Die Fakten rund um Heilpraktiker- und Heilertätigkeiten sind
hier zusammengefasst.
Ein guter Beitrag, dem weite Verbreitung zu wünschen ist.
Am schlimmsten und blamabelsten finde ich jedoch, dass vom Gesundheitsministerium laut dem Beitrag "kein Handlungsbedarf" gesehen wird und nicht mal das Rückgrat aufgebracht wurde, das vor laufender Kamera auch zu
begründen. Ulla Schmidt möchte der "Alternativ-Medizin einen höheren Stellenwert einräumen", wie sie neulich äußerte. Insofern muss man leider davon ausgehen, dass dieses Schweigen und auch der gesetzgeberische Totstellreflex hinsichtlich des HPrG von der Spitze des Ministerium gedeckt ist.
Bei den Dentisten, obwohl dies nicht ganz vergleichbar ist, da diese eine zwei- oder dreijährige geregelte Ausbildung durchlaufen mußten, wurde das schon vor langer Zeit durch eine Übergangsregelung erfasst, die eine zahnheilkundliche Tätigkeit ohne Studium ausschließt, siehe
Gesetz über die Ausübung der Zahnheilkunde. "Zahnheilpraktiker" gibt es also nicht. Man muss sich ernsthaft an den Kopf greifen, dass bei den Zahnärzten solches nicht möglich ist, bei der Allgemeinmedizin jedoch schon. Ein verlorener Zahn ist ja auch wichtiger, als wenn man das Leben verliert.
Ein Skandal, wenn auch ein schon lange bekannter.Im Beitrag wurde auch von einem einseitig erblindeten Patienten berichtet, dessen Heilpraktikerin ihm von der sehkraftrettenden medikamentösen Behandlung eines Glaukoms abriet und stattdessen ihre unbelegte und unwirksame "Therapie" durch führte. In
diesem thread, Beitrag #24 wird die TV-Eigendarstellung von Heilpraktikern beschrieben, die vorgeben, genau solche Schäden nicht nur verhindern, sondern auch bereits eingetretene (aber immer bleibende) Schäden bei dieser Erkrankung HEILEN zu können.

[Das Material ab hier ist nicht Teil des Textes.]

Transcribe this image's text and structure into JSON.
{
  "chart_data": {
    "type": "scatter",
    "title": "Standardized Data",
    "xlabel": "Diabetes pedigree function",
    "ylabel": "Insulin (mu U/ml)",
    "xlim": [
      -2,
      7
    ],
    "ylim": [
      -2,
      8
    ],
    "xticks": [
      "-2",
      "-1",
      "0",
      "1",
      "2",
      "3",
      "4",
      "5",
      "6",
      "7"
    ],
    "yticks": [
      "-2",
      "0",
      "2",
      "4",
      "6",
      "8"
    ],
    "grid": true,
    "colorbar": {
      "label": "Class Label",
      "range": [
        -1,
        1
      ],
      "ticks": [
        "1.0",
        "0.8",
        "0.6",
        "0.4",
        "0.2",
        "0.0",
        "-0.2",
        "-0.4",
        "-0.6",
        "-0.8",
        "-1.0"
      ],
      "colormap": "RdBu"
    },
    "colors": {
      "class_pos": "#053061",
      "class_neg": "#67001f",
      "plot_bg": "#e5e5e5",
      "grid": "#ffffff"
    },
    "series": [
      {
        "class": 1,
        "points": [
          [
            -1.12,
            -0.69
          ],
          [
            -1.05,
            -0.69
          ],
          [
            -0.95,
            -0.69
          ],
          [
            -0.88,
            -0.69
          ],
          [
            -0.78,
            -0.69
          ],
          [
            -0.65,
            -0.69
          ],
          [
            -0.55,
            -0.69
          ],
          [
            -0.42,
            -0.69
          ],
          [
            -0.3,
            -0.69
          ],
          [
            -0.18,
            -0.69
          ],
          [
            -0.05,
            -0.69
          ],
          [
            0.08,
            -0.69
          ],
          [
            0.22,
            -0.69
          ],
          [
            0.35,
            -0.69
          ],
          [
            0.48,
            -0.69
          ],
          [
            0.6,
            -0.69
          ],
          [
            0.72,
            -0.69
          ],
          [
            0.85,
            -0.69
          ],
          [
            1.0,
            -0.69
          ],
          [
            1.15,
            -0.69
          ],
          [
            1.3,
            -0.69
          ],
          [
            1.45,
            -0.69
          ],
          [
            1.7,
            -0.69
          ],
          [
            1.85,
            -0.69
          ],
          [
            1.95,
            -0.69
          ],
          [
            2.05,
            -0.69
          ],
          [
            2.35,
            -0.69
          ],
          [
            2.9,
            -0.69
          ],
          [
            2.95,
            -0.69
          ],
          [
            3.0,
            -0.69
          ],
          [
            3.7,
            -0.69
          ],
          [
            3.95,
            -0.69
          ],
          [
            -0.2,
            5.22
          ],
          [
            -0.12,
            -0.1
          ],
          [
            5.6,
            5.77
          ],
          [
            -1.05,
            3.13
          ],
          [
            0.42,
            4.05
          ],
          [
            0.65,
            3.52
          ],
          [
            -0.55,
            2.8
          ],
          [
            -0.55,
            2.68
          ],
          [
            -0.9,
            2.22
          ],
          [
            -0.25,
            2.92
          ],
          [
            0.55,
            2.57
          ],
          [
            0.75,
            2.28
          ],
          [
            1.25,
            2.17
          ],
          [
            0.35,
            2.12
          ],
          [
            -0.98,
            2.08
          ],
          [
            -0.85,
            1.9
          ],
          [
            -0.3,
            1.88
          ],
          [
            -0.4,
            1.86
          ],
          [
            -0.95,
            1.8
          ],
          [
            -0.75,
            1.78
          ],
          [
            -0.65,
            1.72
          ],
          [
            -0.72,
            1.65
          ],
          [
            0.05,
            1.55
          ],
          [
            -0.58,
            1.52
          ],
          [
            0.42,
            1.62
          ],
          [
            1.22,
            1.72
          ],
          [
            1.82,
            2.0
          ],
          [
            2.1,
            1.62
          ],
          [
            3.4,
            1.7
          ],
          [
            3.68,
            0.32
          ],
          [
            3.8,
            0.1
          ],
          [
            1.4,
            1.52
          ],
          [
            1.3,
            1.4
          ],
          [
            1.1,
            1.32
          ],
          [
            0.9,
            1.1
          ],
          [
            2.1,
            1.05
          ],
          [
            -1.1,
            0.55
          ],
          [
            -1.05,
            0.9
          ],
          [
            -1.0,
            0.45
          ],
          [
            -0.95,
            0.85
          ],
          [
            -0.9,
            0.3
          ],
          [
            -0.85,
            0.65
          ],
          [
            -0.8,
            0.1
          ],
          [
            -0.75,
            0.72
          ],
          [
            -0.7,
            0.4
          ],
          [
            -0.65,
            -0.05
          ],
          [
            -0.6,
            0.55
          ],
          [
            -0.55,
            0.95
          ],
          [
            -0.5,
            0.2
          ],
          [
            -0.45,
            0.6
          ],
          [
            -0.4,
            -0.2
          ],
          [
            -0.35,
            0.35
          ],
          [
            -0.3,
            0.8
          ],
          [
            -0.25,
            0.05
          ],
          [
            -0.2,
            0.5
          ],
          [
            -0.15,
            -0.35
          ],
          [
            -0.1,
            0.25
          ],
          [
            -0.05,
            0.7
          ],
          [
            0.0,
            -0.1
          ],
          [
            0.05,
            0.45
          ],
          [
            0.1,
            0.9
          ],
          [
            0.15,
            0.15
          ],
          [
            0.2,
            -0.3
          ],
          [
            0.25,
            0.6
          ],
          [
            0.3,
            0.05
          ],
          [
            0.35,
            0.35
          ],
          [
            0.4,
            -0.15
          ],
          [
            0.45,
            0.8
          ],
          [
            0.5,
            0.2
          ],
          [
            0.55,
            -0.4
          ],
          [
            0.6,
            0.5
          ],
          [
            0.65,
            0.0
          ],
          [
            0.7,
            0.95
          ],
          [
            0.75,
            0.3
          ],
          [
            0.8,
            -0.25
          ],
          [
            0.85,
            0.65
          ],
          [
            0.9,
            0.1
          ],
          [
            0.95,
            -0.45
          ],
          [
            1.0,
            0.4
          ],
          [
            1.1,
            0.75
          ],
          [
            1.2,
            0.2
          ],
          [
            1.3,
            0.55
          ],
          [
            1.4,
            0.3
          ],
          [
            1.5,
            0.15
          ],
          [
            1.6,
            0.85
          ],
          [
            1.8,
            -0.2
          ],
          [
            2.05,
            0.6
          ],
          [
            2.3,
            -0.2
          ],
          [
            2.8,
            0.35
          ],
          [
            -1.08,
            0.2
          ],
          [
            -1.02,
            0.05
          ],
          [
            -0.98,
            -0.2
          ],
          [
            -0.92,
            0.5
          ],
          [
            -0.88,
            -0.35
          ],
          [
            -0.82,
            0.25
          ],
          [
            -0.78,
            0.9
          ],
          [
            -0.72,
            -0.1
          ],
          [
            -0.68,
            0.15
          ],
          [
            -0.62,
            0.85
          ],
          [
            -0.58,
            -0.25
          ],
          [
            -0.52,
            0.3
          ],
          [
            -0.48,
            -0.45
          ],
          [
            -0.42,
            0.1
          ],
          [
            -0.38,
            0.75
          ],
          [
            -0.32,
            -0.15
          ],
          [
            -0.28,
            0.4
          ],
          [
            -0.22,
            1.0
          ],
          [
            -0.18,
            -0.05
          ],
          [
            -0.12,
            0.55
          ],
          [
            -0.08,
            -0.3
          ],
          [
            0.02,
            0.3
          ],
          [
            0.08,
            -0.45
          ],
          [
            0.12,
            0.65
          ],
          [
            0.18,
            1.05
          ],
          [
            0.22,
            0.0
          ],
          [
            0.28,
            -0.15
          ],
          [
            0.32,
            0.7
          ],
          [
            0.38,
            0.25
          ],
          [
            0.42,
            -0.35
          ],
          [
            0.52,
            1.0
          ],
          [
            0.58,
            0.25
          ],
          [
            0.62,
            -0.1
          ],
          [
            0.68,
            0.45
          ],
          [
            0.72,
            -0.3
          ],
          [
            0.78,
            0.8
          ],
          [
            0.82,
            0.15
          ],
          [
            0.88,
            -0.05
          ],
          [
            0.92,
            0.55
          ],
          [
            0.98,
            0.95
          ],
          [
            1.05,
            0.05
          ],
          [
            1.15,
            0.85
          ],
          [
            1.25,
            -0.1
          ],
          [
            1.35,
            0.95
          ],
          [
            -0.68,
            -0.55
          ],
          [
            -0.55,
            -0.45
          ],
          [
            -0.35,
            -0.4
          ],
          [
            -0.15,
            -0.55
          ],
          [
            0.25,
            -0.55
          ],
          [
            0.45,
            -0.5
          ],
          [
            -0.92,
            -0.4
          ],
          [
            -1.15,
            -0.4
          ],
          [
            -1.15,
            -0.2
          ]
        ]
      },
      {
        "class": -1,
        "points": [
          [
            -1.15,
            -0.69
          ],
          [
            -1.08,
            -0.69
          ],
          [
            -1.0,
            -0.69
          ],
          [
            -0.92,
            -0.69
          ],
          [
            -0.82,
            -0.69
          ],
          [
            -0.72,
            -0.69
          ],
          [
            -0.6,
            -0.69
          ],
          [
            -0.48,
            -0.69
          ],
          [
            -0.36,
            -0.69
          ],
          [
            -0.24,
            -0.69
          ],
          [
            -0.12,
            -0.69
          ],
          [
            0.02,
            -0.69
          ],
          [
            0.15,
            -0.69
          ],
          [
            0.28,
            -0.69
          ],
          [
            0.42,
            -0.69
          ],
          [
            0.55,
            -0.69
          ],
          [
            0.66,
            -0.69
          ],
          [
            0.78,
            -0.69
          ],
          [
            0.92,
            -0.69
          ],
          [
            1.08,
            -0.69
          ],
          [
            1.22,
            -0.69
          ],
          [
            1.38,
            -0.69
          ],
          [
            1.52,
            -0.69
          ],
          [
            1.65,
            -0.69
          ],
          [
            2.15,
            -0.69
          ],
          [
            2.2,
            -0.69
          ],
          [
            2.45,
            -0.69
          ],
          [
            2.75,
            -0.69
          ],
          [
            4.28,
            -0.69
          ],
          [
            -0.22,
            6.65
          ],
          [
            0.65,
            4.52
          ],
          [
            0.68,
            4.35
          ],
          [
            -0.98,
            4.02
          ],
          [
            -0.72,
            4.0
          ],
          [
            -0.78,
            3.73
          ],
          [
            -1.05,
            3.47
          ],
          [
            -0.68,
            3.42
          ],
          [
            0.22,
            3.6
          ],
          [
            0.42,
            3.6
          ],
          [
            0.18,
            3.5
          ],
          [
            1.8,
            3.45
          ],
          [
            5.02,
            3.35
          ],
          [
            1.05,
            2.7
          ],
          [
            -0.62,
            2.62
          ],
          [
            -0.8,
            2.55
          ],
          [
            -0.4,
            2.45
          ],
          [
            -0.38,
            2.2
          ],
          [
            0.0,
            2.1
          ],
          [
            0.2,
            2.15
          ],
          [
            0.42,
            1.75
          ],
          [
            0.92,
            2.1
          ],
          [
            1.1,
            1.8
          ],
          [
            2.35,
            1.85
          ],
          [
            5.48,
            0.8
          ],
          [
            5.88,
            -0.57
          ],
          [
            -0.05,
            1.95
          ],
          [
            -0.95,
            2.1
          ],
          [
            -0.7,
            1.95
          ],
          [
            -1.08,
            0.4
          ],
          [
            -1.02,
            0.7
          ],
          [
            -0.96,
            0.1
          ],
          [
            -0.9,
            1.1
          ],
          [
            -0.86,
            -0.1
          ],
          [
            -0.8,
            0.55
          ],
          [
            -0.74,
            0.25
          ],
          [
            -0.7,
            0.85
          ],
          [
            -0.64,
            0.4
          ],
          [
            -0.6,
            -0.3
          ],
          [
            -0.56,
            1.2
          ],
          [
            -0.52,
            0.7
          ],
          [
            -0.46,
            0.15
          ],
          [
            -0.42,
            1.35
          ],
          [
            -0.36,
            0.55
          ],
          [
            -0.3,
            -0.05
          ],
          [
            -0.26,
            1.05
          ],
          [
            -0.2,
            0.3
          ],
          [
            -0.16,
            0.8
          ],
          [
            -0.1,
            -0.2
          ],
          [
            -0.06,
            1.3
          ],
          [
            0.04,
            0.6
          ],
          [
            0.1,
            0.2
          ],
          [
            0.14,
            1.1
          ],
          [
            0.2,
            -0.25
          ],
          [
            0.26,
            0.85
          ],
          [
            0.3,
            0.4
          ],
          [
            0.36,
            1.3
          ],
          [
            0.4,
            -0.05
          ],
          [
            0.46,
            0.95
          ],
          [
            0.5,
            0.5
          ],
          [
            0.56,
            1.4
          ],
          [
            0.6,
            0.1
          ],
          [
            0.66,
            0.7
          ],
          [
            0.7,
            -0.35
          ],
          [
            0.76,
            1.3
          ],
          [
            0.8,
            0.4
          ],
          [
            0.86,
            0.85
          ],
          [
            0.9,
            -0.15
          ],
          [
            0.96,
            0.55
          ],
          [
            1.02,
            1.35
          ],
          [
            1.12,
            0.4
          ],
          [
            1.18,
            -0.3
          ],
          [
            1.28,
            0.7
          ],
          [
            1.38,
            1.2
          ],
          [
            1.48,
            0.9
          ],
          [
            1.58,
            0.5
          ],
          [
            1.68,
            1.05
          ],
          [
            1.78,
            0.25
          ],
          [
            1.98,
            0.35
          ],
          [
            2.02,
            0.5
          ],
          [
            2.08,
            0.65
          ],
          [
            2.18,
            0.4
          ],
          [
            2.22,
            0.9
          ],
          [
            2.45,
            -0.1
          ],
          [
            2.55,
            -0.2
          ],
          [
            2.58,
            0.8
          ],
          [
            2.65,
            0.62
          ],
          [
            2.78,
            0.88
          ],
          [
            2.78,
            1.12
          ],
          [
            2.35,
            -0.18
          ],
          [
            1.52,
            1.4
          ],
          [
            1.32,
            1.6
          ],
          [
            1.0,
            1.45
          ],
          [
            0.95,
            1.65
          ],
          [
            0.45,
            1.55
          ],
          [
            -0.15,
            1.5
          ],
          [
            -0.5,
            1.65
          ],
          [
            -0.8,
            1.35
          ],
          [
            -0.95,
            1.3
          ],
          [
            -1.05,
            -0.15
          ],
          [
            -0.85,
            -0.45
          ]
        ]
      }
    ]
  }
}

Wo so was enden kann, wenn man auf Behandler hört, die ihre Grenzen nicht kennen und die Grenzen der Natur angeblich nicht beachten müssen, denen aber vom Gesetzgeber auch zu wenige Grenzen aufgezeigt werden, sieht man dann. Oder vielmehr in diesem Fall nicht mehr. Es ist traurig und beschämend, dass das Wohl vieler Patienten als weniger wichtig erachtet wird als die freie Tätigkeit der 20.000 Heilpraktiker. Da müssen Regelungen und vor allem auch SANKTIONSmöglichkeiten her.